In July, the Tanjung Perak port customs and excise office in Surabaya detained at least 38 containers of paper waste from the US. Earlier in June, as many as five containers of waste were sent back to Seattle.

Arisandi said that the waste included plastic bottles, food packaging, second hand clothing, baby’s diapers, electronic waste and cans which are categorised as toxic and hazardous materials (B3) and were smuggled in as waste paper.

“The findings of a Bracsip investigation showed that paper waste imports categorised as green line (permitted) turned out to be contaminated with household waste, particularly plastic waste, with a percentage of as much as 30 percent”, said Arisandi in Surabaya.

The high level of plastic waste contamination in the imported paper waste has a terrible impact on the environment, one of which is micro-plastic pollution of the Brantas River.

The Wetlands Conservation and Ecological Study Foundation (Ecoton) found that there are 12 paper factories that make use of imported waste materials.

The factories, which are located in the East Java cities of Surabaya, Gresik, Sidoarjo, Mojokerto, Malang, Kediri and Nganjuk, dispose of their liquid waste mixed with micro-plastics into the Surabaya River.
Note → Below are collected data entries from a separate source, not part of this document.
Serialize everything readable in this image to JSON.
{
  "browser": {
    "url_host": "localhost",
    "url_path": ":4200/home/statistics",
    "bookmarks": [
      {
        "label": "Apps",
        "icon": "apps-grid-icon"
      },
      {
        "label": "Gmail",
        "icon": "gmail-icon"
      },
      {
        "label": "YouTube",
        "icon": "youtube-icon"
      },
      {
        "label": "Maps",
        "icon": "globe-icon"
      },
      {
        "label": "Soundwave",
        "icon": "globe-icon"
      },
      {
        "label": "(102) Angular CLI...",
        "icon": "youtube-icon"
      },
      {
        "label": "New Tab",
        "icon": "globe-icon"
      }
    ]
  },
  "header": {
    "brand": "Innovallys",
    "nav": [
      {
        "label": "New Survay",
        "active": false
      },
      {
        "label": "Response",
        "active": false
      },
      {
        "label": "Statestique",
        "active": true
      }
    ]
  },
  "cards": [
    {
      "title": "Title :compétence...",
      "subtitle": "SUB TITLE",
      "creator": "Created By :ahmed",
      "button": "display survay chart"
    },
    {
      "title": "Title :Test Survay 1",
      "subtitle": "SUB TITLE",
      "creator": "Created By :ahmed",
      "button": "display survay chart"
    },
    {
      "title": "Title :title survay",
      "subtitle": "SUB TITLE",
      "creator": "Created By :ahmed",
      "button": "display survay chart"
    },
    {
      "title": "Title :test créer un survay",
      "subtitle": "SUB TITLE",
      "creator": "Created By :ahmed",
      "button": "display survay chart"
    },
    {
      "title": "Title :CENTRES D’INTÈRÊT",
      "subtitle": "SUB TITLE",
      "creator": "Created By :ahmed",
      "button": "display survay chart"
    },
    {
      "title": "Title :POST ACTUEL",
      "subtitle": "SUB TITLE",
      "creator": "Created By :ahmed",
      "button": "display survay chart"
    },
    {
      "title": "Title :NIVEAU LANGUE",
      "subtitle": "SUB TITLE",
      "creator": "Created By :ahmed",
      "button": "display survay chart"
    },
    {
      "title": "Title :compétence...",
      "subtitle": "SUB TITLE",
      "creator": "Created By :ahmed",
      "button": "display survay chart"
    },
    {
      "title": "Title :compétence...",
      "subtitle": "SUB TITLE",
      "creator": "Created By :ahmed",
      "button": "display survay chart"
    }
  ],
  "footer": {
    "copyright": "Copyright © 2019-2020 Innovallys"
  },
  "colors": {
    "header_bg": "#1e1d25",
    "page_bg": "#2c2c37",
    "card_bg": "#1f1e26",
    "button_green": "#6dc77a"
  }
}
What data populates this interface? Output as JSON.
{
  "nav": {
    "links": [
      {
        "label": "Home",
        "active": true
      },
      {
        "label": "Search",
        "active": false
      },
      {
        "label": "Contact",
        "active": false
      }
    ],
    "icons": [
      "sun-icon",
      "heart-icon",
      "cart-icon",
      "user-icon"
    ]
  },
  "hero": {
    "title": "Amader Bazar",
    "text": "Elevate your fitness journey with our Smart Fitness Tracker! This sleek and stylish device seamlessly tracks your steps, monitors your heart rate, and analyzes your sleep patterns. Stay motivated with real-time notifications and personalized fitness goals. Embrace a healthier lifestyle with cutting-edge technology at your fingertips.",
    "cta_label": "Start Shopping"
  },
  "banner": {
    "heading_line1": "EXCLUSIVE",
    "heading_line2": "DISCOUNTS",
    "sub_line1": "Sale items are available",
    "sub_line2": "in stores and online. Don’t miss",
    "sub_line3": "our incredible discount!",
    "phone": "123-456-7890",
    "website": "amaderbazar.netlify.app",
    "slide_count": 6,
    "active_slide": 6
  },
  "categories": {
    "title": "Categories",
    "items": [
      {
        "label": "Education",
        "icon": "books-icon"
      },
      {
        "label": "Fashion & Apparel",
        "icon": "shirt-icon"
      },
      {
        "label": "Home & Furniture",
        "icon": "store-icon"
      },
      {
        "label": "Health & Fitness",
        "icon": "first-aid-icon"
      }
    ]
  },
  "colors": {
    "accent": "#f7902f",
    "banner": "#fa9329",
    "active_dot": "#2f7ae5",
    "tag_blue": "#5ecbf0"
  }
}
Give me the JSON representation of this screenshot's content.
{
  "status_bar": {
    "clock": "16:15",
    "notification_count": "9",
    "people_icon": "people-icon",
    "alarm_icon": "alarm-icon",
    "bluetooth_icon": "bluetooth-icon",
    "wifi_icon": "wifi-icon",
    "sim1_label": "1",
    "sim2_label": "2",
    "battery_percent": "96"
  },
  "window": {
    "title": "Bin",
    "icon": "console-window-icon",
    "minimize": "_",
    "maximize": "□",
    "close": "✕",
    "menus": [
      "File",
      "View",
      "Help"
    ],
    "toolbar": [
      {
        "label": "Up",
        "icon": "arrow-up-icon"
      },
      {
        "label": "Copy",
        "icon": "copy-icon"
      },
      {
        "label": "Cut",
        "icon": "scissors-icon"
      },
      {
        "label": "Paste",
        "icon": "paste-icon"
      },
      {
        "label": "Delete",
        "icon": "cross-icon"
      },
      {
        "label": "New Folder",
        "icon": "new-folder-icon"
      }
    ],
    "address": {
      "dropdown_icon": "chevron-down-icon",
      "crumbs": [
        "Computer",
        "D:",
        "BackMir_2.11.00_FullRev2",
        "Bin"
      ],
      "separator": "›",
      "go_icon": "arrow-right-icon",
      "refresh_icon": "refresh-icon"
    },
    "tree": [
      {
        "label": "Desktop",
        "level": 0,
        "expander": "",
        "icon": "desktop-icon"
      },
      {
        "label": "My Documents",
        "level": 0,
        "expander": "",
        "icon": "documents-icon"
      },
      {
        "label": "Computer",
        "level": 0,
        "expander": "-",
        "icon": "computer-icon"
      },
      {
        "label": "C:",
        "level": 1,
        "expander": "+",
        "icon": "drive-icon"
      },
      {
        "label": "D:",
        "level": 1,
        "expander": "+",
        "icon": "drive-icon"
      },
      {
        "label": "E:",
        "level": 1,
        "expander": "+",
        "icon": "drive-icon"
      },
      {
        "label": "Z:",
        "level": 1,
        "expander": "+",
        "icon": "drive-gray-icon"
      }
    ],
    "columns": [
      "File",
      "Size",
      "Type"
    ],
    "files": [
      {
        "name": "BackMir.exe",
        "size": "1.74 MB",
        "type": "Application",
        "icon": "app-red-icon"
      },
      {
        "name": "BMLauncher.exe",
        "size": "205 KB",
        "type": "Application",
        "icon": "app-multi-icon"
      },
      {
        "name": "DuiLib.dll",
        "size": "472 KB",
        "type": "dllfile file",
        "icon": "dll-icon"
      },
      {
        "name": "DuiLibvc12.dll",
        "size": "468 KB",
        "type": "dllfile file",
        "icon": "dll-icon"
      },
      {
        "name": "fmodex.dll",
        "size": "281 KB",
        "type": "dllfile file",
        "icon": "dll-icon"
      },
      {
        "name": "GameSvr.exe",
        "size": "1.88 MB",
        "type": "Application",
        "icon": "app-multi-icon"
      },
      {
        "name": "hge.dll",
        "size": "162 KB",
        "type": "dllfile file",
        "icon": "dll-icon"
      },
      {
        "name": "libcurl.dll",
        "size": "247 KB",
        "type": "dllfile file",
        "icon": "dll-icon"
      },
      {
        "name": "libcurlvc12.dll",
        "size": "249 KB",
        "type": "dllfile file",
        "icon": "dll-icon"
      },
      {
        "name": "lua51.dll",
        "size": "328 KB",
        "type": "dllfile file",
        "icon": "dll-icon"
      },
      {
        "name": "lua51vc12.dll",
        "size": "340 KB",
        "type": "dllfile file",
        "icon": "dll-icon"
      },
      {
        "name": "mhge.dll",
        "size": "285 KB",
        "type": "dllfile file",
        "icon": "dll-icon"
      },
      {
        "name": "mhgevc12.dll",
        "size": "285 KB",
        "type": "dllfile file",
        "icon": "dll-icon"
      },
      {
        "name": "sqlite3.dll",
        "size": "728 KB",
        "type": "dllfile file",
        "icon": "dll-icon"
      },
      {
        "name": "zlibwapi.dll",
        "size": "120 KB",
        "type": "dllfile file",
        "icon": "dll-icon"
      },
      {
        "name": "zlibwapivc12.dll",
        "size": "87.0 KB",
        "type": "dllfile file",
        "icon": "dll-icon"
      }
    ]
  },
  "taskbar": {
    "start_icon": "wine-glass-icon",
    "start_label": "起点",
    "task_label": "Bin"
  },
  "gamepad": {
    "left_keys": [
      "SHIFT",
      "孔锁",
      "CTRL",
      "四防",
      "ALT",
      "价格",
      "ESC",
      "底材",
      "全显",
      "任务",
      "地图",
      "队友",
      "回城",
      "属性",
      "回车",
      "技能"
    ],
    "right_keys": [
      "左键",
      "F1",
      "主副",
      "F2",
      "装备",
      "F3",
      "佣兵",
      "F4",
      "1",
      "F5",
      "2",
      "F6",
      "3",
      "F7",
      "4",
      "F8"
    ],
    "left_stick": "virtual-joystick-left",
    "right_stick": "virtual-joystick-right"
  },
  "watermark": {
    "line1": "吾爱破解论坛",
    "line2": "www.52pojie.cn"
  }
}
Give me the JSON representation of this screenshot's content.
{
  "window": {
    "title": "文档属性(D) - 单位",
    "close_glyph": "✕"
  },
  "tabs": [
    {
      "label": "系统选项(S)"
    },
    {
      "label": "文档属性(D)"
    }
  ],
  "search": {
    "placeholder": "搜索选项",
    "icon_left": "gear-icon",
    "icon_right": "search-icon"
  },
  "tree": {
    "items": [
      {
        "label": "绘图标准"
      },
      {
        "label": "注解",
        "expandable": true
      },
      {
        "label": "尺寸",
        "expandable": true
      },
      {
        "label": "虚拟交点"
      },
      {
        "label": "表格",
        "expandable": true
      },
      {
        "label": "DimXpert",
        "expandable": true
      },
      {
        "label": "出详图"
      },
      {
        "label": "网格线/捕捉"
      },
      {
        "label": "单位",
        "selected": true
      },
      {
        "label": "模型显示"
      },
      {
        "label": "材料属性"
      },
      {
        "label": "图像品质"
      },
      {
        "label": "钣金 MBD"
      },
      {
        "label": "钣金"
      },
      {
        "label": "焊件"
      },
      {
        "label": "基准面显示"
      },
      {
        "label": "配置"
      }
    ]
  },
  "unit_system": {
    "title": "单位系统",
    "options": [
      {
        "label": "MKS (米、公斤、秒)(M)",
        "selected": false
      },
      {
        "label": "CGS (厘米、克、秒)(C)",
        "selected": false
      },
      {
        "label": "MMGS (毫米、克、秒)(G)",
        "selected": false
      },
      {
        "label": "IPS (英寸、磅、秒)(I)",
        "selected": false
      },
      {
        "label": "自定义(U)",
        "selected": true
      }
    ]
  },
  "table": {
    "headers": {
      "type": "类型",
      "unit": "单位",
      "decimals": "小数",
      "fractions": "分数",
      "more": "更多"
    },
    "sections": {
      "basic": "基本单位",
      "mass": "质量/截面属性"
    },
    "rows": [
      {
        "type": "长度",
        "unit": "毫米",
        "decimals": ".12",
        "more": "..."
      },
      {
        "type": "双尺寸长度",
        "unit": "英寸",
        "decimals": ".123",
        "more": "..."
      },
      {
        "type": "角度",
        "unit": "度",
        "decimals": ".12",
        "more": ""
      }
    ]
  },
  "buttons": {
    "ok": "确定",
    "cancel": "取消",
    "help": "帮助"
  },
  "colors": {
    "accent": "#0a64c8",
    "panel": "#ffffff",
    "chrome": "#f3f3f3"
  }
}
Yet, said Arisandi, the water from this river is used by the state-own water company PDAM to supply water to 5 million East Java residents.

“Micro-plastic is very dangerous because when in water it absorbs detergents, pesticides, heavy metals and compound chemicals which then enter the body through water and food which are contaminated by micro-plastic. The fact is that 80 percent of the fish in the Brantas [River] contain micro-plastics”, he said.

This is not to mention the health risks for those collecting and distributing plastic waste. Waste imports, said Arisandi, promote the development of plastic waste distribution businesses in the vicinity of paper factories, where people can buy plastic waste from companies for sorting and resale.

Physical contact with this waste creates the potential for contamination with dangerous materials and increases the risk of health problems. Imported waste also has the potential to contain B3 waste.

Arisandi, who is also the director of Ecoton, says that their research shows that only 60 percent of this imported waste can be processed for recycling. The remaining 40 percent meanwhile is burnt or used as a fuel for small-scale industries.

If the waste is burnt, the plastic triggers the release of dioxin and furan, both of which are carcinogenic and cause lung cancer. This is of course bad for the air in East Java.

Looking at the many bad impacts on the environment due to this waste, Bracsip is urging the US government to stop the smuggling of household rubbish in paper waste exported into Indonesia, particularly East Java.

“We urge America to take responsibility for the environmental damage cause by plastic waste, domestic rubbish and filth which pollutes the earth, air and water in East Java”, said Arisandi.

“As well as apologising to the people of East Java for acting unethically by disposing of plastic waste in East Java’s environment”, he added. (frd/wis)

[Translated by James Balowski. The original title of the article was “Protes Sampah Impor, Massa di Jatim Geruduk Konjen Amerika”.]